Я часто заходил в писательскую организацию, которая находилась в здании по улице Амурской. Зашел и незадолго до отъезда в Белгород. Сказал Машуку о своем решении, неожиданном даже для меня самого. К тому времени вышло два моих поэтических сборника, я имел основание подать заявление на вступление в Союз писателей и при положительном решении мог бы пополнить малочисленную писательскую организацию. Выслушав мои доводы в пользу переезда, Борис воспринял их с некоторым сожалением и все-таки пожелал доброго пути и успехов в будущем.

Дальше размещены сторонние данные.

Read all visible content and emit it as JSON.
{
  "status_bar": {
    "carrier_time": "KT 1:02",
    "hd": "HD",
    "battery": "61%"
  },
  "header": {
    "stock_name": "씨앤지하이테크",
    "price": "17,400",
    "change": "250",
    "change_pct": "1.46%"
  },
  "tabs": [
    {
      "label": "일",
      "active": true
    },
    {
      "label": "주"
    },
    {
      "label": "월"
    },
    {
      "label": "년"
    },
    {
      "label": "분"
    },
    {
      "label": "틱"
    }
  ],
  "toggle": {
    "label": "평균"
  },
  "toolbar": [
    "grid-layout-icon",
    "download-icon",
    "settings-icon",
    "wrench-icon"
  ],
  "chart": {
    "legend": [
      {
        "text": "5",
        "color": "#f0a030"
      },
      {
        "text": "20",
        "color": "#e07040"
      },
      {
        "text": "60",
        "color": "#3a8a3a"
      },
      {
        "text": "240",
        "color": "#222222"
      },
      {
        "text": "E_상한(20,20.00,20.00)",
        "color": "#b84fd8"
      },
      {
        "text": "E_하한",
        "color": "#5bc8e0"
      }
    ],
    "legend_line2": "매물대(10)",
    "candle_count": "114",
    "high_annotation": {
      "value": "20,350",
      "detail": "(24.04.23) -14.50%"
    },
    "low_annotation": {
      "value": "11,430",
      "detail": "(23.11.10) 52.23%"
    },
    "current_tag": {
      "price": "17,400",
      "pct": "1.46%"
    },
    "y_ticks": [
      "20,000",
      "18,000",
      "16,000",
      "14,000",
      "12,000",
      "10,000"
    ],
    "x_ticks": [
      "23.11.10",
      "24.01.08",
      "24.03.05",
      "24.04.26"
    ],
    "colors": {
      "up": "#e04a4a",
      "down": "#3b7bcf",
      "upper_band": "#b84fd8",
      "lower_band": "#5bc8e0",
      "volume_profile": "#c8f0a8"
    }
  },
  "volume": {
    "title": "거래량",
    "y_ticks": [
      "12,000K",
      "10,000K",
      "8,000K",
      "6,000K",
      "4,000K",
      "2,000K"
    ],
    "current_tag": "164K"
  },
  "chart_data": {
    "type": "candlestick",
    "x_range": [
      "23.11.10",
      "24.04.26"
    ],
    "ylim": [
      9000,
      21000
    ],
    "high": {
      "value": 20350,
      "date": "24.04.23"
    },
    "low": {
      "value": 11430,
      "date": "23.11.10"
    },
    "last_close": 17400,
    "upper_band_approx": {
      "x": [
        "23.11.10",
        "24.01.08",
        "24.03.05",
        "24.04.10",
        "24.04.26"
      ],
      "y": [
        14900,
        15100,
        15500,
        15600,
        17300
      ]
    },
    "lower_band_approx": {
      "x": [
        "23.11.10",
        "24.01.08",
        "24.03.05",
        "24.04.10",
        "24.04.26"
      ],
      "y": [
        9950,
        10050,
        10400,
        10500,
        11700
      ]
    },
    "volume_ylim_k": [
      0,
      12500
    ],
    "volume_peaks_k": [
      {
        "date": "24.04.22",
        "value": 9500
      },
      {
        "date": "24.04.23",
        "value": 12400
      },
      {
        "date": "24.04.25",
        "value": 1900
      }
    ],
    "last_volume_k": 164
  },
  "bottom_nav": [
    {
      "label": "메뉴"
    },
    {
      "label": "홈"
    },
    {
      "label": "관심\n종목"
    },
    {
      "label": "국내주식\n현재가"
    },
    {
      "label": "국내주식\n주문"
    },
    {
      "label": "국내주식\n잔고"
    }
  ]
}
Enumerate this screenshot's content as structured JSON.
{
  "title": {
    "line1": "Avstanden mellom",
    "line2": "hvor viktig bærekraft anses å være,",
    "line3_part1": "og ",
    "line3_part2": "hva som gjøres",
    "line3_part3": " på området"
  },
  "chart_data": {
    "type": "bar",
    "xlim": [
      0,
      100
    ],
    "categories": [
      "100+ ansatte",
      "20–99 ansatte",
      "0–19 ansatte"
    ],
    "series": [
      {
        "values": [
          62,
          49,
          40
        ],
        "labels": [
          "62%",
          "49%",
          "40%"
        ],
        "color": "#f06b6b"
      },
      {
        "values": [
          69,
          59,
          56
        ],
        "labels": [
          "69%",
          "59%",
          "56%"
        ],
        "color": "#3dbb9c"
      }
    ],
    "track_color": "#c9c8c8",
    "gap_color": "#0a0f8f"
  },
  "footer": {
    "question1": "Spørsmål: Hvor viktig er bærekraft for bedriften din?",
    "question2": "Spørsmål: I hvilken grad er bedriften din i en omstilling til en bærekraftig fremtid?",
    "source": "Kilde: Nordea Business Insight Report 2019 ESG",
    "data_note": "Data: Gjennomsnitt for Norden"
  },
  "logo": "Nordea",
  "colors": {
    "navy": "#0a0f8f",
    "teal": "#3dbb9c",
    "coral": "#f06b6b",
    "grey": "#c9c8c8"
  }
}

Летом 1989 года я приехал в родной Благовещенск по командировке ЦК ВЛКСМ (к тому времени я уже руководил Белгородским областным отделением молодых литераторов) с довольно солидным для того времени по объему сборником стихотворений «Заповедь», который вышел в Центрально-Черноземном книжном издательстве (Воронеж). При встрече подарил его Борису. Расспросив о моем житье-бытье, о делах в Белгородской писательской организации, Машук предложил поучаствовать в Комаровских литературных чтениях. Я с радостью согласился.

Вместе с нами в писательском десанте были поэты Олег Маслов, Станислав Демидов, Виктор Яганов, кто-то еще. Выступали в библиотеках Свободного. А заключительный вечер состоялся в Доме отдыха поселка Бузули. Подробности этих дней не помню, лишь один эпизод.

В Свободный ехали на рейсовом автобусе. Стояла нестерпимая жара, а водой в дорогу мы не запаслись. Остановились в селе Натальино. Стали искать что бы и где бы попить, но увы. Тогда Борис изрек: «Эх, нет у наших людей предпринимательской жилки! Ну почему бы пацанам не сделать морс из варенья и не продавать его жаждущим?! Копеечку бы заработали». Никто из нас в те безоблачные советские годы не мог и предположить, что в недалеком будущем мы увидим не только «расцвет» этого самого предпринимательства, но и перелом общественного строя, а с ним и трансформацию духовных ценностей, и что этот губительный процесс затронет непосредственно нас.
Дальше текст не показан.